We all hear too much how the self-publishing market is riddled with half-baked, poorly-edited books, and you don’t want to fall into that pile. But when you read advice from self-publishing gurus or million-dollar indie authors, you’re terrified at the budgets and must-dos they throw at you.
How will you ever have the resources to publish a great book?
You already do. While few creative people with big dreams are loaded with disposable income to fund their first few projects, we do have tons of valuable skills and expertise to trade and networks filled with other skilled and creative people.
When it comes to producing a great book, self-publishers need only follow these two rules:
1. Don’t publish a crappy book
You want to produce a quality book your audience will love. You want to rally people around your message. If your book achieves those objectives, the other rules probably don’t matter, right? (Cue heckling from editors and grammar geeks!)
In most cases, atrocious punctuation and sentence structure will, in fact, distract readers from your message so badly your book will be ineffective. Standards are built in. Don’t write like you never went to high school.
However, in many cases, your readers will not notice whether you consistently place spaces around your dashes or not. Or whether your period is placed inside the parentheses or out. And they might even look past a couple of typos.
When you’re self-publishing, your audience defines what a crappy book is, not a gaggle of editing and publishing professionals. Align your writing process with your readers’ standards, and you’ll create the book that’s right for your audience and your brand. (Click to tweet this idea.)
2. You’re not a good judge of whether your book is crappy or not
This is the caveat, and, I hope, it’s where I win back the sticklers a little. Note that nowhere above do I say YOU get the last word on the quality of your book. It’s all about your audience.
You’re too close to your ideas and your manuscript to give it a fair review, so you do have to find a fresh set of eyes (or several) to do that.
But that fresh set of eyes does NOT have to be a top-dollar pro editor. (Sorry, editors.) If you have the budget and the need, go for it. If you don’t, you have other options.
Here are a few thrifty ideas to help you tackle the various levels of book editing:
At this level, you’re drafting the vision and goals for your book — the big picture stuff. You could pay a book coach or developmental editor to guide you, or …
Start a mastermind group where you can run your book vision by other people in exchange for feedback on their own ideas.
Join a writing, critique, or networking group to connect with like-minded people to exchange ideas and feedback.

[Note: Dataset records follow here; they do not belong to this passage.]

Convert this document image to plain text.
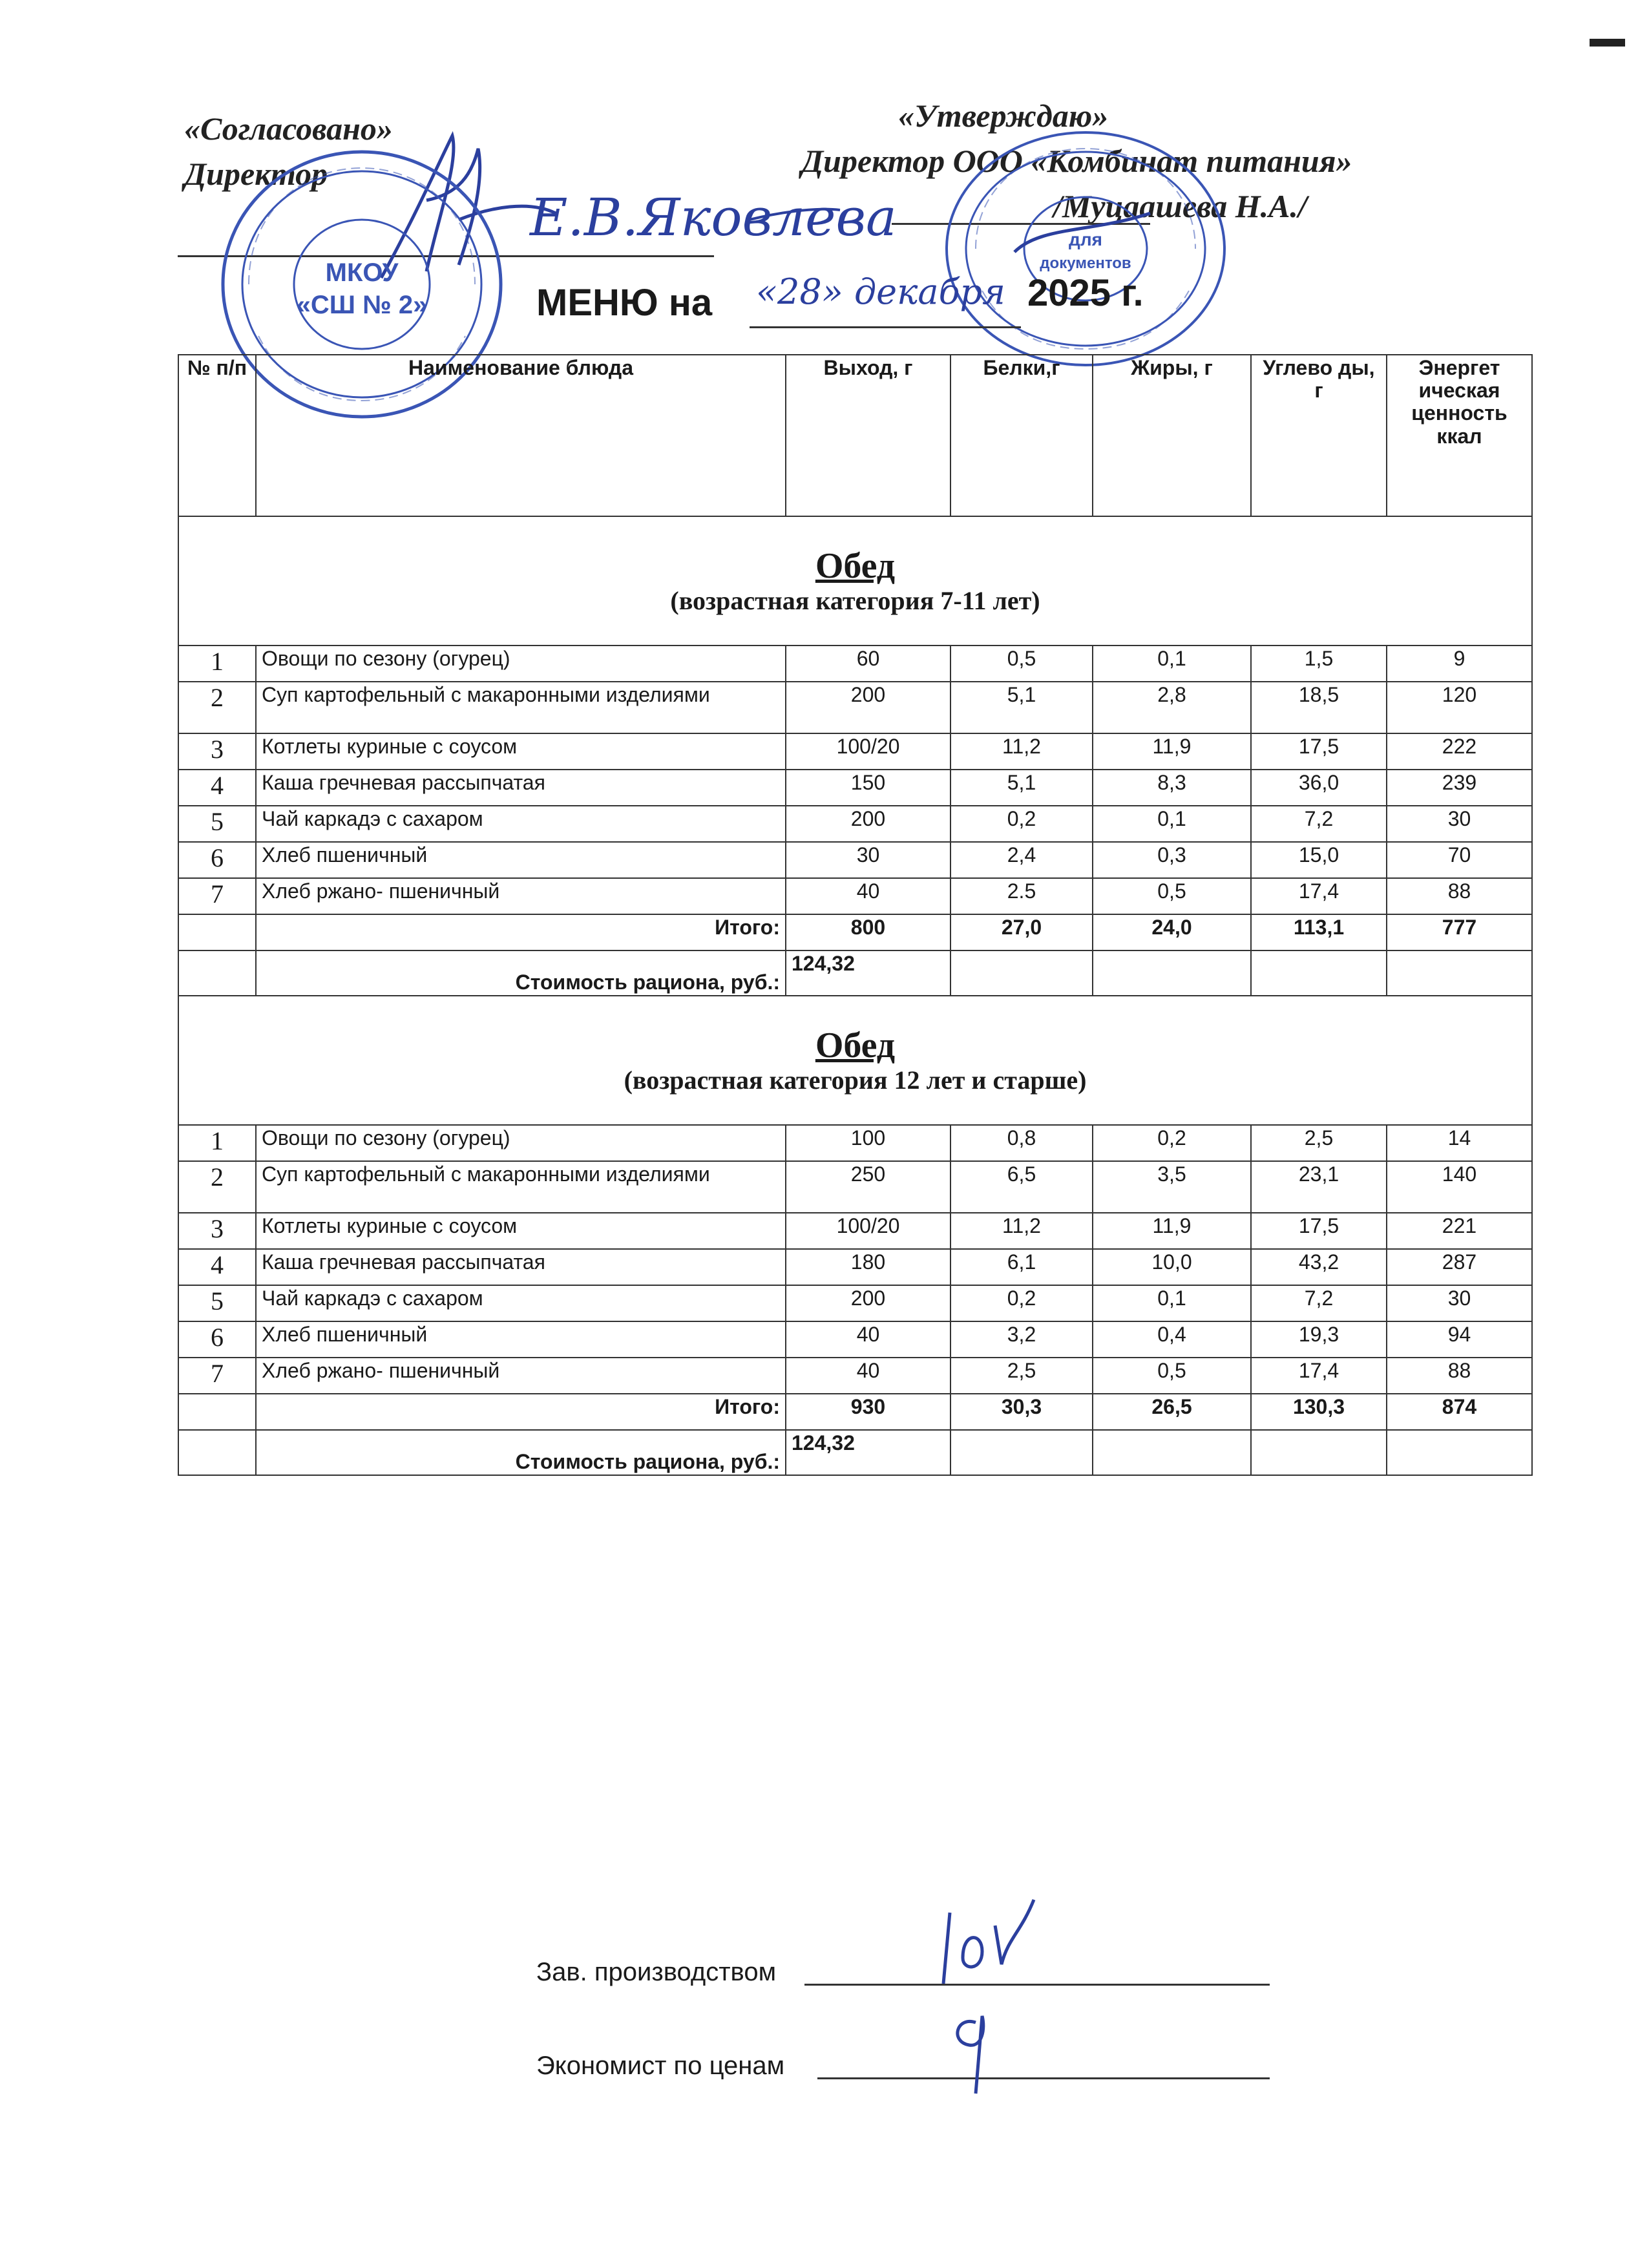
«Согласовано»
Директор
Е.В.Яковлева
«Утверждаю»
Директор ООО «Комбинат питания»
/Муцаашева Н.А./
МКОУ
«СШ № 2»
для
документов
МЕНЮ на «28» декабря 2025 г.
№ п/п	Наименование блюда	Выход, г	Белки,г	Жиры, г	Углево ды, г	Энергет ическая ценность ккал

Обед
(возрастная категория 7-11 лет)						

1	Овощи по сезону (огурец)	60	0,5	0,1	1,5	9
2	Суп картофельный с макаронными изделиями	200	5,1	2,8	18,5	120
3	Котлеты куриные с соусом	100/20	11,2	11,9	17,5	222
4	Каша гречневая рассыпчатая	150	5,1	8,3	36,0	239
5	Чай каркадэ с сахаром	200	0,2	0,1	7,2	30
6	Хлеб пшеничный	30	2,4	0,3	15,0	70
7	Хлеб ржано- пшеничный	40	2.5	0,5	17,4	88
	Итого:	800	27,0	24,0	113,1	777
	Стоимость рациона, руб.:	124,32				

Обед
(возрастная категория 12 лет и старше)						

1	Овощи по сезону (огурец)	100	0,8	0,2	2,5	14
2	Суп картофельный с макаронными изделиями	250	6,5	3,5	23,1	140
3	Котлеты куриные с соусом	100/20	11,2	11,9	17,5	221
4	Каша гречневая рассыпчатая	180	6,1	10,0	43,2	287
5	Чай каркадэ с сахаром	200	0,2	0,1	7,2	30
6	Хлеб пшеничный	40	3,2	0,4	19,3	94
7	Хлеб ржано- пшеничный	40	2,5	0,5	17,4	88
	Итого:	930	30,3	26,5	130,3	874
	Стоимость рациона, руб.:	124,32				
Зав. производством
Экономист по ценам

Barter with a book coach to guide the development of your manuscript in exchange for hours of your life coaching/business consulting/website design/[insert your killer service here].

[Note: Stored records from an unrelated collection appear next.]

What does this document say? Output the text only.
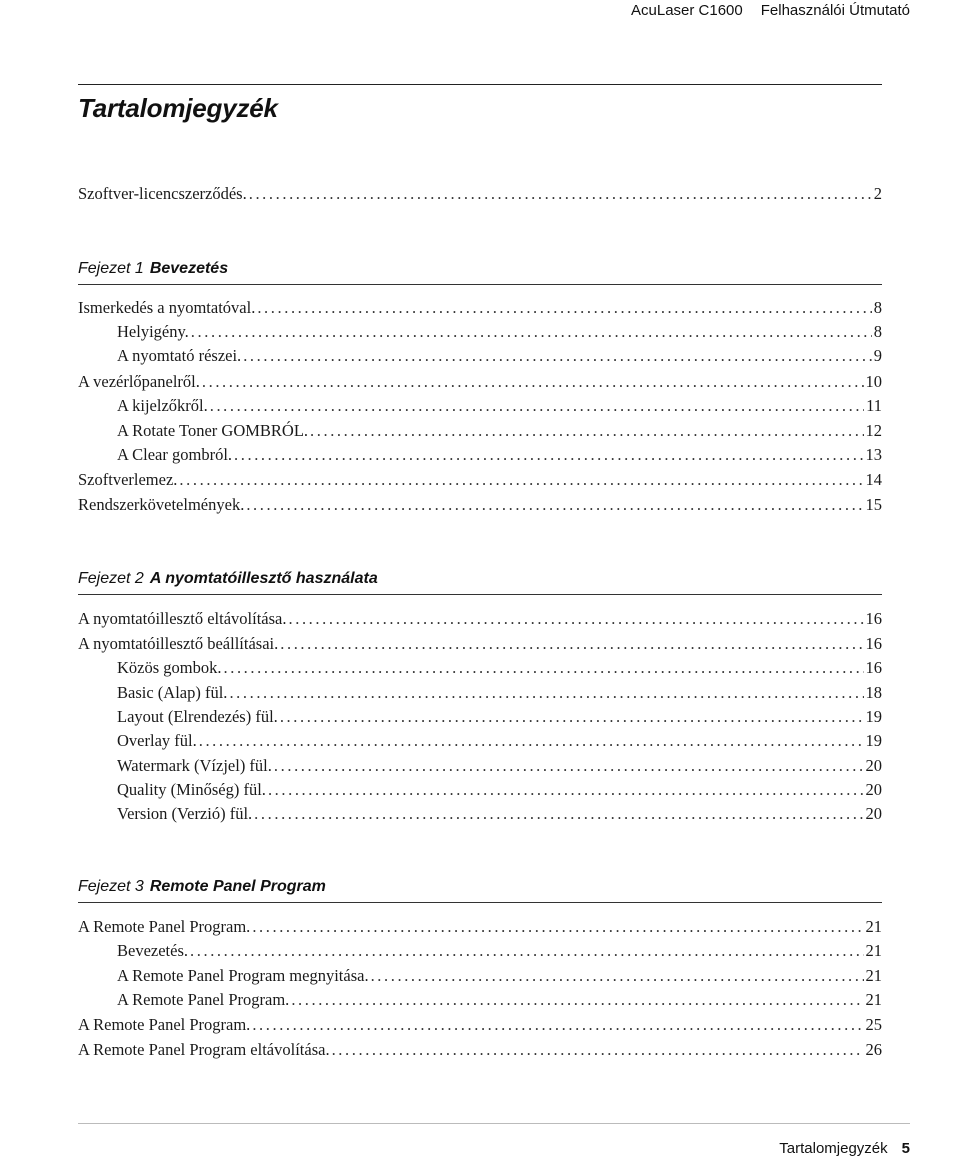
AcuLaser C1600 Felhasználói Útmutató
Tartalomjegyzék
Szoftver-licencszerződés. .....	2
Fejezet 1 Bevezetés
Ismerkedés a nyomtatóval. .....	8
Helyigény. .....	8
A nyomtató részei. .....	9
A vezérlőpanelről. .....	10
A kijelzőkről. .....	11
A Rotate Toner GOMBRÓL. .....	12
A Clear gombról. .....	13
Szoftverlemez. .....	14
Rendszerkövetelmények. .....	15
Fejezet 2 A nyomtatóillesztő használata
A nyomtatóillesztő eltávolítása. .....	16
A nyomtatóillesztő beállításai. .....	16
Közös gombok. .....	16
Basic (Alap) fül. .....	18
Layout (Elrendezés) fül. .....	19
Overlay fül. .....	19
Watermark (Vízjel) fül. .....	20
Quality (Minőség) fül. .....	20
Version (Verzió) fül. .....	20
Fejezet 3 Remote Panel Program
A Remote Panel Program. .....	21
Bevezetés. .....	21
A Remote Panel Program megnyitása. .....	21
A Remote Panel Program. .....	21
A Remote Panel Program. .....	25
A Remote Panel Program eltávolítása. .....	26
Tartalomjegyzék 5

At this level, you’re ensuring your draft is readable and aligns with the goals you set for the book. To get it done for free …
Offer a free advance copy of your book to loyal readers in exchange for feedback. Give them a manuscript review form (like this one from Stacy Ennis) as a guide to ensure you get direct, usable feedback.

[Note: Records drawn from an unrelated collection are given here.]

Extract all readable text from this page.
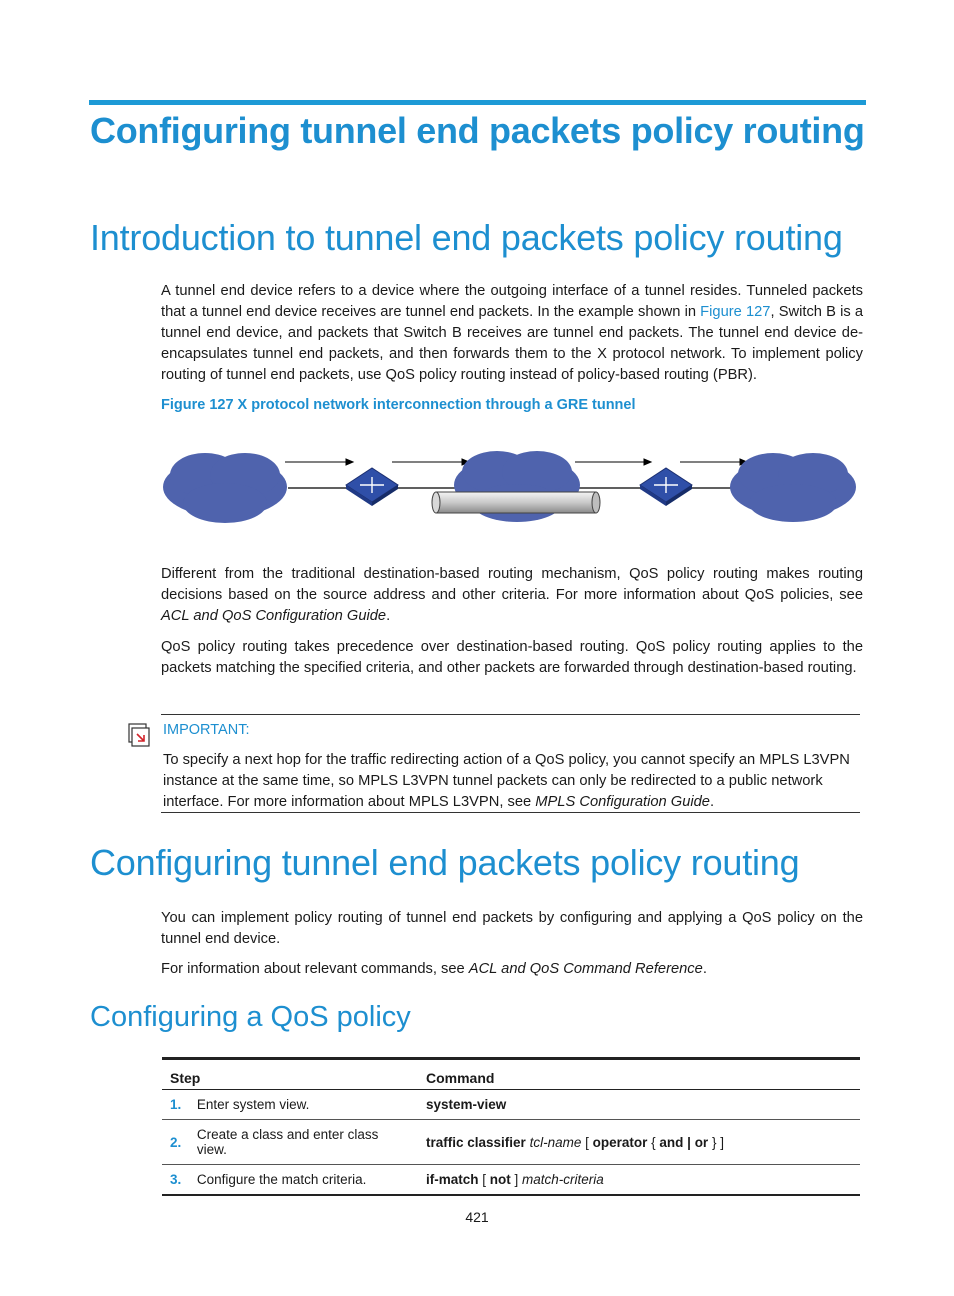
Configuring tunnel end packets policy routing
Introduction to tunnel end packets policy routing

A tunnel end device refers to a device where the outgoing interface of a tunnel resides. Tunneled packets that a tunnel end device receives are tunnel end packets. In the example shown in Figure 127, Switch B is a tunnel end device, and packets that Switch B receives are tunnel end packets. The tunnel end device de-encapsulates tunnel end packets, and then forwards them to the X protocol network. To implement policy routing of tunnel end packets, use QoS policy routing instead of policy-based routing (PBR).

Figure 127 X protocol network interconnection through a GRE tunnel

Different from the traditional destination-based routing mechanism, QoS policy routing makes routing decisions based on the source address and other criteria. For more information about QoS policies, see ACL and QoS Configuration Guide.

QoS policy routing takes precedence over destination-based routing. QoS policy routing applies to the packets matching the specified criteria, and other packets are forwarded through destination-based routing.

IMPORTANT:

To specify a next hop for the traffic redirecting action of a QoS policy, you cannot specify an MPLS L3VPN instance at the same time, so MPLS L3VPN tunnel packets can only be redirected to a public network interface. For more information about MPLS L3VPN, see MPLS Configuration Guide.

Configuring tunnel end packets policy routing

You can implement policy routing of tunnel end packets by configuring and applying a QoS policy on the tunnel end device.

For information about relevant commands, see ACL and QoS Command Reference.

Configuring a QoS policy
Step		Command
1.	Enter system view.	system-view
2.	Create a class and enter class view.	traffic classifier tcl-name [ operator { and | or } ]
3.	Configure the match criteria.	if-match [ not ] match-criteria

421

Offer yourself as a mentor for a budding writer or entrepreneur in exchange for his feedback on your book.
This is the editing most people think of as “editing”: adjusting mechanics, syntax, and semantics to polish your manuscript. To get skilled eyes on this thing …
Reach into your network and hire newbie editors to copyedit at a low rate in exchange for the experience, a testimonial and a referral source.
Enlist your English-teacher aunt (really, she does know her stuff) and give her a style guide for your manuscript. Give her free babysitting for a year, or copyedit HER next book in exchange.
Hire an affordable, knowledgeable contractor through a service like elance, oDesk, People Per Hour or the publishing marketplace Writer.ly.
Once you think the book is finished, review it to catch any final mistakes in writing or design. For this final, detailed run …
Share small sections of the finished book with anyone you consider a competent reader (any eyes can notice an extra “the” or missing “a” in a sentence that you won’t catch.)
- Join or start a writers’ group to exchange manuscripts with other writers you respect for proofreading.
How have you made sure that your self-published work is up to snuff?